Wells Fargo said Tuesday its chairman will step down, the latest change at the top of the bank as it reels from a major sales scandal.
The San Francisco-based bank announced that board member Elizabeth Duke, 65, will succeed Chairman Stephen Sanger effective Jan. 1, in addition to other changes being made to the board. The move puts Duke, a former Federal Reserve governor and Wachovia executive, in the most powerful board seat at a bank dealing with a growing raft of scandals.
Wells had been expected to make a board shake-up in the coming weeks, likely resulting in the exit of Sanger. Duke, currently vice chair, had been expected to replace Sanger.

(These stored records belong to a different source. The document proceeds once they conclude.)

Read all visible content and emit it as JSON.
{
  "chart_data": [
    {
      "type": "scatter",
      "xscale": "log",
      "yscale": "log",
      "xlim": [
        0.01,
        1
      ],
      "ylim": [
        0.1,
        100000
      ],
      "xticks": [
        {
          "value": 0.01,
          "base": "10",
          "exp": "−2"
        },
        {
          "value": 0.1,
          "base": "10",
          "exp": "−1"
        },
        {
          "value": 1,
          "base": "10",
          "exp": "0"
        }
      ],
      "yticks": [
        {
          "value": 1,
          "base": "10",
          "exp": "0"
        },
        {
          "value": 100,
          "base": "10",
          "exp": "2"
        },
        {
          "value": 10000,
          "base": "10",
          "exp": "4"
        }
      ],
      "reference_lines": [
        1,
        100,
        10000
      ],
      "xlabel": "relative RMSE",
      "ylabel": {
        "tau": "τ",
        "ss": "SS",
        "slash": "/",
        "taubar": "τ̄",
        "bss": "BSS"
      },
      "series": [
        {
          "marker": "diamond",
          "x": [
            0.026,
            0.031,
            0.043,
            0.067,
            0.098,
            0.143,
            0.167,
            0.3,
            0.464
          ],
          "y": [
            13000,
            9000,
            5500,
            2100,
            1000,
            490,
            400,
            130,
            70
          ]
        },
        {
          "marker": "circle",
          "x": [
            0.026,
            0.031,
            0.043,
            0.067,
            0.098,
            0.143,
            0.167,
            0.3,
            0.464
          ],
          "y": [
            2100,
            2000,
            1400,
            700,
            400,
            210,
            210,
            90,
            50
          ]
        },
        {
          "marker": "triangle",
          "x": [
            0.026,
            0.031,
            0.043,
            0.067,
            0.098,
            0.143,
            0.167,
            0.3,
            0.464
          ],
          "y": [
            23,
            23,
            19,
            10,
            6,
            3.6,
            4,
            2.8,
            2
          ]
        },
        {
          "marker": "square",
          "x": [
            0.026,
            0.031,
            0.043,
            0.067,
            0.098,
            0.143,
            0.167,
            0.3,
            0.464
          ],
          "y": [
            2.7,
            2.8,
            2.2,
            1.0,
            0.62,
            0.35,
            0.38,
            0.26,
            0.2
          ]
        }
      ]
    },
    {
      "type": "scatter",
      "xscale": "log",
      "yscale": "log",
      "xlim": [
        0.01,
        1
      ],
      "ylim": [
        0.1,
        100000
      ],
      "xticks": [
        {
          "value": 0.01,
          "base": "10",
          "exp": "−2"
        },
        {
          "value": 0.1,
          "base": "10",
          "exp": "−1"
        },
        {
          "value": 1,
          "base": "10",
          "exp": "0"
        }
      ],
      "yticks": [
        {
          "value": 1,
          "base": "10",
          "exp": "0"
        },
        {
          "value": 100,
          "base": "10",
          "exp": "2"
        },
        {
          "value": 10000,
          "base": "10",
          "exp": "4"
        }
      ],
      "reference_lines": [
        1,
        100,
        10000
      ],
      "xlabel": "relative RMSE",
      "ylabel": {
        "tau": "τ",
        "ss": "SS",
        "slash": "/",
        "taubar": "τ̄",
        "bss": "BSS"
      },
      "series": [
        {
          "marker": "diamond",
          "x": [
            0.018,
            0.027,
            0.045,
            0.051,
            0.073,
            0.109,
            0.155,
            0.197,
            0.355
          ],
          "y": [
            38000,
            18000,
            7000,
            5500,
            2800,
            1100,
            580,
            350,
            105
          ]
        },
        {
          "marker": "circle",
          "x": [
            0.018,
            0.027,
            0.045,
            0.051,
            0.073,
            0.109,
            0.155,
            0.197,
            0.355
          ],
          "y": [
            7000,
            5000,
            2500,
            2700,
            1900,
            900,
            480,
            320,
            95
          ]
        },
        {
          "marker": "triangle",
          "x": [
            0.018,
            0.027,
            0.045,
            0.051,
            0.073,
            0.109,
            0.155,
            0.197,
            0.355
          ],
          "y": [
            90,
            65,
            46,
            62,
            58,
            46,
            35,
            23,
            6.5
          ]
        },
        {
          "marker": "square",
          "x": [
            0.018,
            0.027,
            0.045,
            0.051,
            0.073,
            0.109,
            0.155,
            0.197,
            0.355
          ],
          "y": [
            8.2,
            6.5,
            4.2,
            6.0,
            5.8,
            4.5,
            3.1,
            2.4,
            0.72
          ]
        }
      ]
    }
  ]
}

In a statement, Sanger, 71, called Duke the “unanimous choice” to head the board “as it continues its focus on strengthening oversight and rebuilding the trust of shareholders, customers and other stakeholders.”
Support for the board has been tepid amid growing problems at the San Francisco-based bank, which has its largest employment hub in Charlotte.

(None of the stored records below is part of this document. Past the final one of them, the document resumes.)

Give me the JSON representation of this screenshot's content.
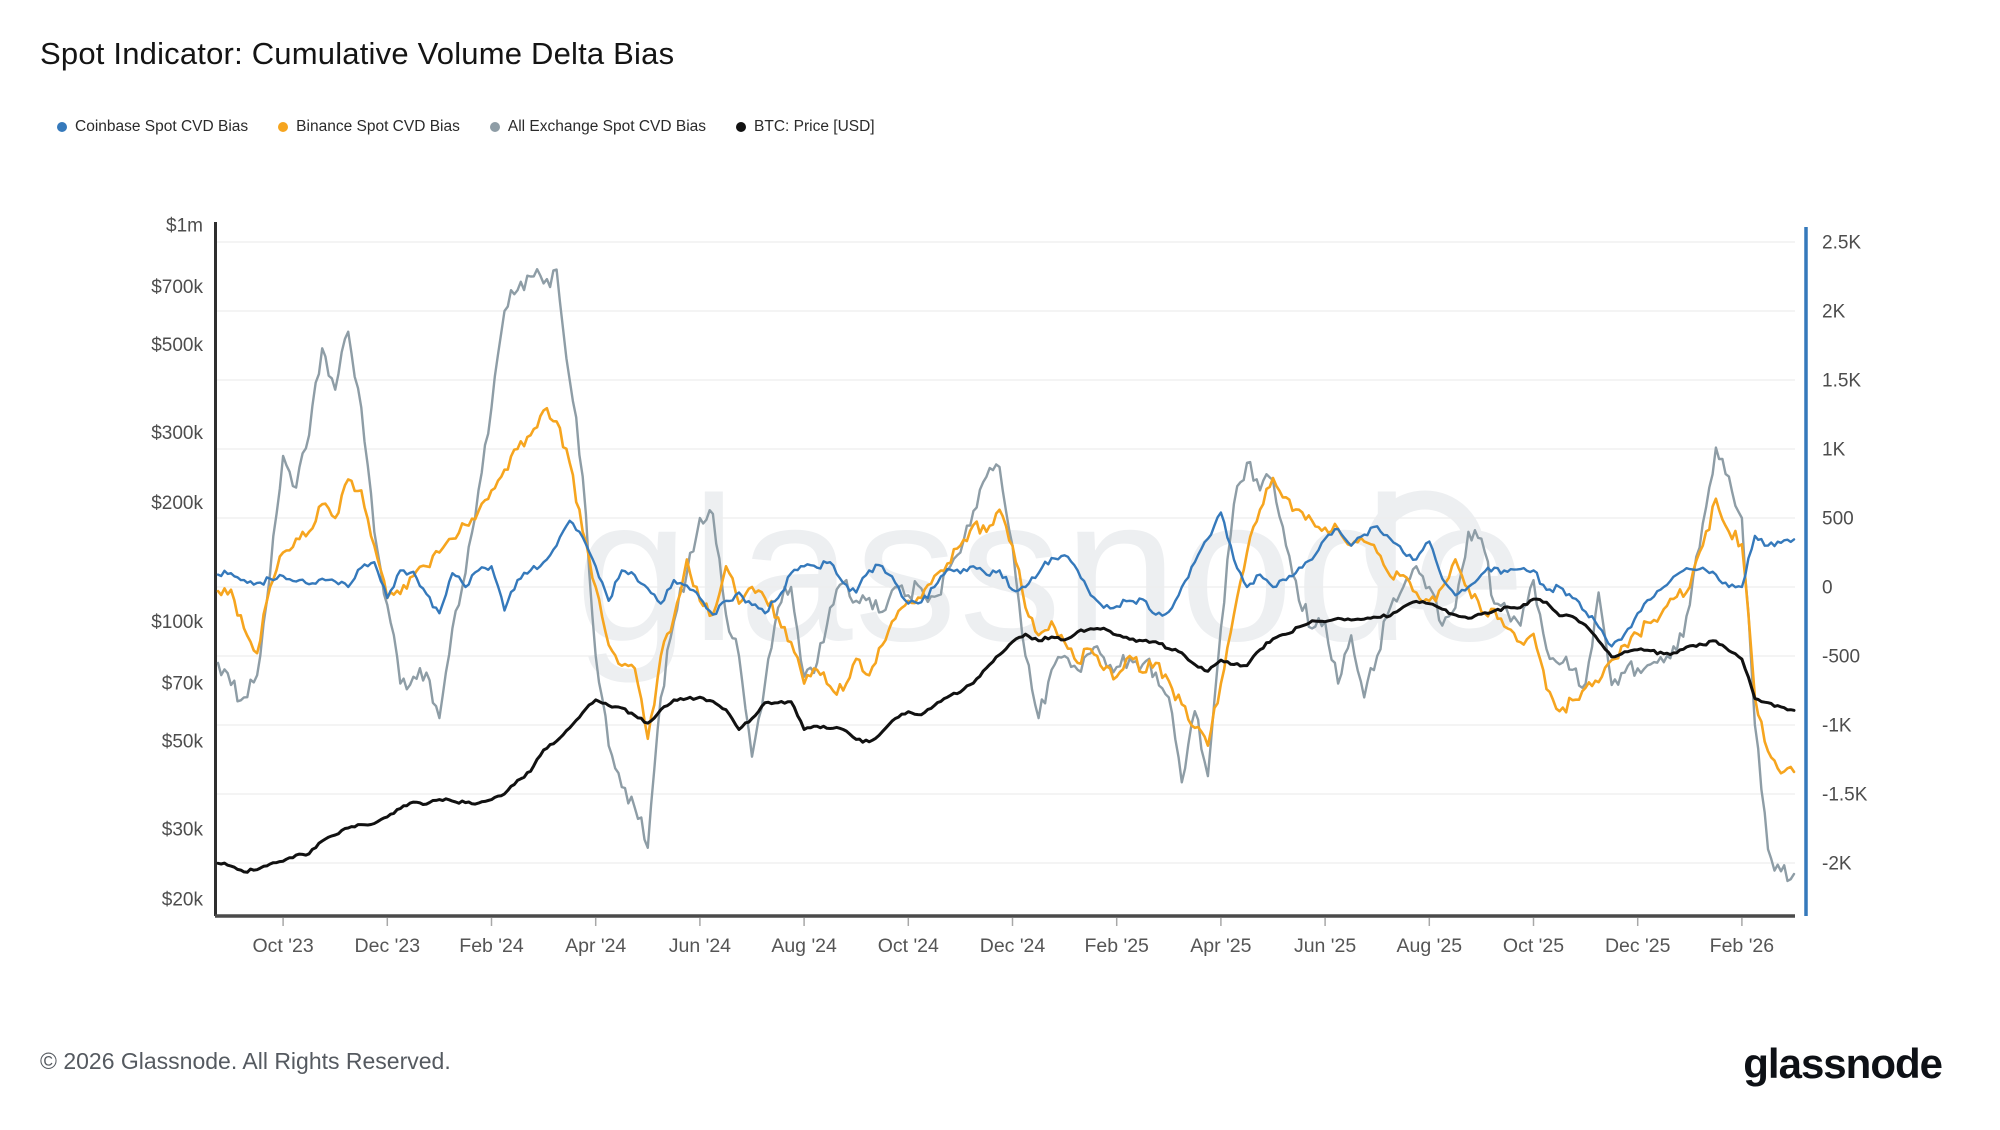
{
  "title": "Spot Indicator: Cumulative Volume Delta Bias",
  "legend": [
    {
      "label": "Coinbase Spot CVD Bias",
      "color": "#3579bb"
    },
    {
      "label": "Binance Spot CVD Bias",
      "color": "#f6a51f"
    },
    {
      "label": "All Exchange Spot CVD Bias",
      "color": "#8e9da6"
    },
    {
      "label": "BTC: Price [USD]",
      "color": "#111111"
    }
  ],
  "watermark": {
    "text": "glassnode",
    "color": "#edeff1"
  },
  "footer": {
    "copyright": "© 2026 Glassnode. All Rights Reserved.",
    "brand": "glassnode"
  },
  "chart_data": {
    "type": "line",
    "title": "Spot Indicator: Cumulative Volume Delta Bias",
    "x_unit": "months since 2023-09-01",
    "x_start": -0.25,
    "x_step": 0.25,
    "x_tick_positions": [
      1,
      3,
      5,
      7,
      9,
      11,
      13,
      15,
      17,
      19,
      21,
      23,
      25,
      27,
      29
    ],
    "x_tick_labels": [
      "Oct '23",
      "Dec '23",
      "Feb '24",
      "Apr '24",
      "Jun '24",
      "Aug '24",
      "Oct '24",
      "Dec '24",
      "Feb '25",
      "Apr '25",
      "Jun '25",
      "Aug '25",
      "Oct '25",
      "Dec '25",
      "Feb '26"
    ],
    "left_axis": {
      "scale": "log",
      "unit": "BTC price, thousand USD",
      "ticks": [
        {
          "label": "$1m",
          "value": 1000
        },
        {
          "label": "$700k",
          "value": 700
        },
        {
          "label": "$500k",
          "value": 500
        },
        {
          "label": "$300k",
          "value": 300
        },
        {
          "label": "$200k",
          "value": 200
        },
        {
          "label": "$100k",
          "value": 100
        },
        {
          "label": "$70k",
          "value": 70
        },
        {
          "label": "$50k",
          "value": 50
        },
        {
          "label": "$30k",
          "value": 30
        },
        {
          "label": "$20k",
          "value": 20
        }
      ]
    },
    "right_axis": {
      "scale": "linear",
      "unit": "CVD bias",
      "ticks": [
        {
          "label": "2.5K",
          "value": 2500
        },
        {
          "label": "2K",
          "value": 2000
        },
        {
          "label": "1.5K",
          "value": 1500
        },
        {
          "label": "1K",
          "value": 1000
        },
        {
          "label": "500",
          "value": 500
        },
        {
          "label": "0",
          "value": 0
        },
        {
          "label": "-500",
          "value": -500
        },
        {
          "label": "-1K",
          "value": -1000
        },
        {
          "label": "-1.5K",
          "value": -1500
        },
        {
          "label": "-2K",
          "value": -2000
        }
      ],
      "grid": true
    },
    "series": [
      {
        "name": "All Exchange Spot CVD Bias",
        "axis": "right",
        "color": "#8e9da6",
        "width": 2.4,
        "jitter": 80,
        "values": [
          -550,
          -710,
          -800,
          -640,
          100,
          950,
          720,
          1100,
          1730,
          1430,
          1850,
          1300,
          400,
          -130,
          -700,
          -650,
          -620,
          -950,
          -300,
          100,
          700,
          1300,
          2000,
          2150,
          2250,
          2200,
          2300,
          1500,
          800,
          -500,
          -1150,
          -1450,
          -1600,
          -1890,
          -800,
          -250,
          100,
          500,
          530,
          -200,
          -500,
          -1230,
          -700,
          -150,
          0,
          -650,
          -550,
          -150,
          30,
          -100,
          -80,
          -180,
          0,
          -60,
          -10,
          -70,
          120,
          250,
          550,
          800,
          870,
          300,
          -500,
          -950,
          -600,
          -500,
          -600,
          -480,
          -510,
          -580,
          -520,
          -560,
          -620,
          -800,
          -1415,
          -900,
          -1370,
          -300,
          600,
          900,
          700,
          775,
          300,
          -100,
          -300,
          -250,
          -700,
          -350,
          -800,
          -500,
          -150,
          0,
          150,
          0,
          -280,
          -150,
          400,
          350,
          -120,
          -180,
          -280,
          50,
          -450,
          -560,
          -600,
          -700,
          -40,
          -710,
          -620,
          -590,
          -560,
          -545,
          -460,
          -130,
          460,
          1010,
          800,
          500,
          -1000,
          -1900,
          -2060,
          -2080
        ]
      },
      {
        "name": "Binance Spot CVD Bias",
        "axis": "right",
        "color": "#f6a51f",
        "width": 2.6,
        "jitter": 55,
        "values": [
          -30,
          -20,
          -300,
          -480,
          0,
          250,
          350,
          400,
          600,
          500,
          780,
          700,
          300,
          -80,
          -50,
          80,
          150,
          250,
          350,
          450,
          550,
          700,
          850,
          1000,
          1100,
          1280,
          1200,
          900,
          400,
          0,
          -420,
          -570,
          -590,
          -1100,
          -500,
          -220,
          200,
          -100,
          -200,
          150,
          -120,
          0,
          -80,
          -220,
          -400,
          -700,
          -600,
          -720,
          -750,
          -520,
          -640,
          -420,
          -230,
          -100,
          -80,
          80,
          170,
          300,
          450,
          400,
          560,
          300,
          -150,
          -350,
          -250,
          -400,
          -550,
          -450,
          -600,
          -650,
          -500,
          -620,
          -550,
          -680,
          -850,
          -1020,
          -1150,
          -700,
          -200,
          250,
          560,
          790,
          650,
          560,
          480,
          430,
          420,
          300,
          330,
          250,
          80,
          85,
          -40,
          -100,
          0,
          200,
          -10,
          -180,
          -160,
          -300,
          -400,
          -340,
          -740,
          -900,
          -820,
          -730,
          -690,
          -530,
          -420,
          -340,
          -260,
          -160,
          -70,
          0,
          300,
          640,
          400,
          310,
          -800,
          -1190,
          -1350,
          -1340
        ]
      },
      {
        "name": "Coinbase Spot CVD Bias",
        "axis": "right",
        "color": "#3579bb",
        "width": 2.4,
        "jitter": 28,
        "values": [
          90,
          100,
          50,
          30,
          60,
          80,
          40,
          20,
          60,
          40,
          0,
          140,
          180,
          -80,
          120,
          110,
          -50,
          -190,
          100,
          0,
          120,
          150,
          -170,
          50,
          120,
          180,
          300,
          480,
          360,
          150,
          -100,
          120,
          85,
          -10,
          -120,
          50,
          10,
          -80,
          -200,
          -100,
          -40,
          -130,
          -190,
          -80,
          100,
          150,
          140,
          180,
          30,
          -40,
          120,
          150,
          30,
          -120,
          -110,
          0,
          130,
          100,
          150,
          90,
          120,
          -20,
          0,
          100,
          210,
          230,
          120,
          -60,
          -150,
          -140,
          -100,
          -90,
          -200,
          -180,
          0,
          180,
          350,
          540,
          200,
          0,
          90,
          0,
          50,
          140,
          200,
          350,
          420,
          300,
          380,
          440,
          350,
          250,
          200,
          330,
          60,
          -60,
          0,
          90,
          140,
          110,
          130,
          120,
          -20,
          0,
          -80,
          -180,
          -290,
          -430,
          -340,
          -190,
          -90,
          0,
          90,
          130,
          140,
          90,
          0,
          0,
          370,
          300,
          320,
          345
        ]
      },
      {
        "name": "BTC: Price [USD]",
        "axis": "left",
        "color": "#111111",
        "width": 3,
        "jitter": 0.01,
        "values": [
          24.6,
          24.2,
          23.4,
          23.7,
          24.5,
          24.9,
          25.8,
          26.0,
          28.0,
          29.0,
          30.2,
          30.8,
          31.0,
          32.2,
          33.8,
          35.1,
          34.7,
          35.6,
          35.3,
          35.0,
          34.9,
          35.6,
          36.8,
          39.8,
          42.0,
          47.5,
          50.0,
          54.0,
          59.0,
          63.5,
          61.5,
          60.6,
          58.0,
          55.5,
          60.0,
          63.5,
          64.0,
          64.5,
          63.0,
          60.0,
          53.5,
          57.0,
          62.5,
          62.5,
          62.8,
          53.5,
          54.5,
          53.8,
          53.5,
          50.5,
          49.8,
          52.8,
          57.0,
          59.3,
          58.3,
          61.5,
          64.5,
          66.5,
          70.0,
          76.5,
          82.5,
          89.0,
          93.0,
          89.5,
          91.5,
          90.0,
          94.3,
          96.0,
          96.3,
          92.5,
          90.3,
          89.5,
          89.0,
          85.5,
          83.5,
          78.0,
          75.0,
          80.0,
          78.0,
          77.5,
          85.0,
          90.5,
          93.0,
          97.0,
          100.5,
          100.0,
          102.0,
          101.0,
          101.5,
          102.5,
          103.5,
          109.0,
          112.5,
          111.0,
          107.5,
          104.0,
          102.0,
          104.5,
          106.5,
          109.0,
          108.5,
          114.0,
          112.0,
          103.5,
          103.0,
          98.0,
          89.5,
          81.5,
          84.0,
          85.0,
          84.5,
          83.0,
          83.5,
          86.9,
          87.5,
          89.4,
          84.5,
          80.5,
          64.0,
          62.5,
          61.0,
          59.8
        ]
      }
    ]
  }
}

Sanger, named to the bank’s board in 2003, has served as chairman since former CEO and Chairman John Stumpf left the bank last October amid a major scandalover fake accounts. Sanger is a retired chairman and CEO of cereal maker General Mills.
One of those scandals involves revelations last September that Wells Fargo employees, rushing to meet aggressive sales goals, for years opened more than 2 million accounts that may not have been authorized by consumers. Wells Fargo has pushed to repair its image after paying $185 million in fines, but new revelations have created challenges.
More recently, the bank disclosed that an expanded review of its sales practices is expected to identify a “significant increase” in the number of potentially unauthorized accounts employees created over an eight-year period. In the same disclosure, Wells said it had identified “certain issues” involving a type of auto insurance, noting the finding could result in customer refunds.
Revelations of that insurance matter came only about a week after the bank admitted other problems over auto insurance. In that scandal, Wells said hundreds of thousands of customers may have been charged premiums for insurance they didn’t need, a practice that may have contributed to vehicle repossessions. The bank has since apologized to customers and said it will provide approximately $80 million in remediation.
Some members of Congress, including Massachusetts Democratic Sen. Elizabeth Warren, have urged new hearings into the bank’s practices. Those calls come less than a year after Stumpf was grilled by Warren and other lawmakers on Capitol Hill.
Wells Fargo has said that “in response to feedback” received at the April meeting, the board is “engaging in an ongoing comprehensive review of its structure, composition and practices.” The review is expected to result in “actions” in the third quarter of this year, the disclosure said without giving specifics.